The scene set by this week’s Torah reading is quite poignant: Moshe announces that he is 120 years old, apparently too old to lead the people any longer, and gives the people powerful exhortation to choose what is right and good as they continue on into the Land without him. Our friend Rashi sees the verse above as stressing the last part- that God has forbidden Moshe to enter the Land. Thus for Rashi, Moshe’s statement that he can “no longer go or come” simply means that his journey is over by Heavenly decree. 
 
So far, so good. On the other hand, maybe Moshe is not describing his external constraints but his internal state of being. The Hasidic sage Tzadok HaKohen of Lublin reminds us* that growth and change are constant throughout a person’s life- we never stop learning from our mistakes, repenting of the ways we have fallen short, and seeking to rise to a higher level in the coming year.
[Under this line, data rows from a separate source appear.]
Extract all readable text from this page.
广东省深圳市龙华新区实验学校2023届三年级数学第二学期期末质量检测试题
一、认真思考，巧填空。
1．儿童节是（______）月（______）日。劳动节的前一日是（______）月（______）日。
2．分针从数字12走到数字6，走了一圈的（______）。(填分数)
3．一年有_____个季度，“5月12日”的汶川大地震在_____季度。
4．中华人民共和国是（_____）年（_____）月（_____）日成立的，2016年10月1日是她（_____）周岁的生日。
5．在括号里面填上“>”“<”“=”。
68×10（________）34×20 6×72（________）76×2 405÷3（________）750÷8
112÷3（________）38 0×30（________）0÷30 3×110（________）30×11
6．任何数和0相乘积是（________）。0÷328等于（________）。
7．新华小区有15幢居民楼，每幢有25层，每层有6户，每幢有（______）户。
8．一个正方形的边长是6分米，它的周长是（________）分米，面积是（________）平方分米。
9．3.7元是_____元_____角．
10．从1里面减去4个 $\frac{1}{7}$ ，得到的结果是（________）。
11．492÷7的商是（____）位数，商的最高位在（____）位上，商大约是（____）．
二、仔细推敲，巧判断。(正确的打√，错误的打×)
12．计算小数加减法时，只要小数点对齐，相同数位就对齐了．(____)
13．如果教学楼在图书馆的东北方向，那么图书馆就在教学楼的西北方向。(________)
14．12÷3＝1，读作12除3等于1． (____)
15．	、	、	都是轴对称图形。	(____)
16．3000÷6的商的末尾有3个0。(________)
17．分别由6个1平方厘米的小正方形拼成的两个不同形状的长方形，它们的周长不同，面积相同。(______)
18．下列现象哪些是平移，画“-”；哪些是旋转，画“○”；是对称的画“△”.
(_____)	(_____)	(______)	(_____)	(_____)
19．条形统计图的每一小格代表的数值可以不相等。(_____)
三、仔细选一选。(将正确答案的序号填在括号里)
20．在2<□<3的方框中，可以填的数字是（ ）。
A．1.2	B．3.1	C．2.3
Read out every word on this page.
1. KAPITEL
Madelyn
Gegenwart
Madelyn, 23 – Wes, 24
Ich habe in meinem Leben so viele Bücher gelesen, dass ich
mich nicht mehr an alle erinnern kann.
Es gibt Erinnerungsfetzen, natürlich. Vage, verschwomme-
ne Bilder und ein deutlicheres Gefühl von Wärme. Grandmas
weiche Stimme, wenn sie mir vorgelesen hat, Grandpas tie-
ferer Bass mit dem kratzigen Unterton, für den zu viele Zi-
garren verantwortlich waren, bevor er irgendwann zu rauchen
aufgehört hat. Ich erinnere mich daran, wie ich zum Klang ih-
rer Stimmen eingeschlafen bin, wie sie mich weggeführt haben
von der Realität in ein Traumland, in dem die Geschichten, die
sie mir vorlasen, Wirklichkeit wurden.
We may, as we grow, reflect on mistakes made years earlier, when we were not yet wise enough to really do t’shuvah for these shortcomings, or even recognize them as such.
 
Thus, when Moshe says “I can no longer go or come,” in this reading he’s saying: I have reached a place where I’m no longer moving and growing and changing spiritually, I have attained the highest level I can, and thus my life has reached its fulfillment and conclusion. For the rest of us, please note: that took Moshe 120 years. I have no such excuse! 
 
The point is not that when we get stuck, we should give up; the point is that Moshe kept struggling to reach higher and higher levels until the very end of his life and even then sought to use every bit of his energy to teach and encourage and transform his people. Every one of us is still “going out and coming in,” that is, going off the path of our ideals and principles and coming back into relationship with God, ourselves and others. That is the primary work of the Days of Awe just ahead. The good news is this: the gates of return are always open. 
 
Shabbat Shalom, 
 
RNJL 
 
* This passage is quoted by Norman Lamm in the magisterial work “The Religious Thought of Hasidism,” 363-4. Above is a creative paraphrase.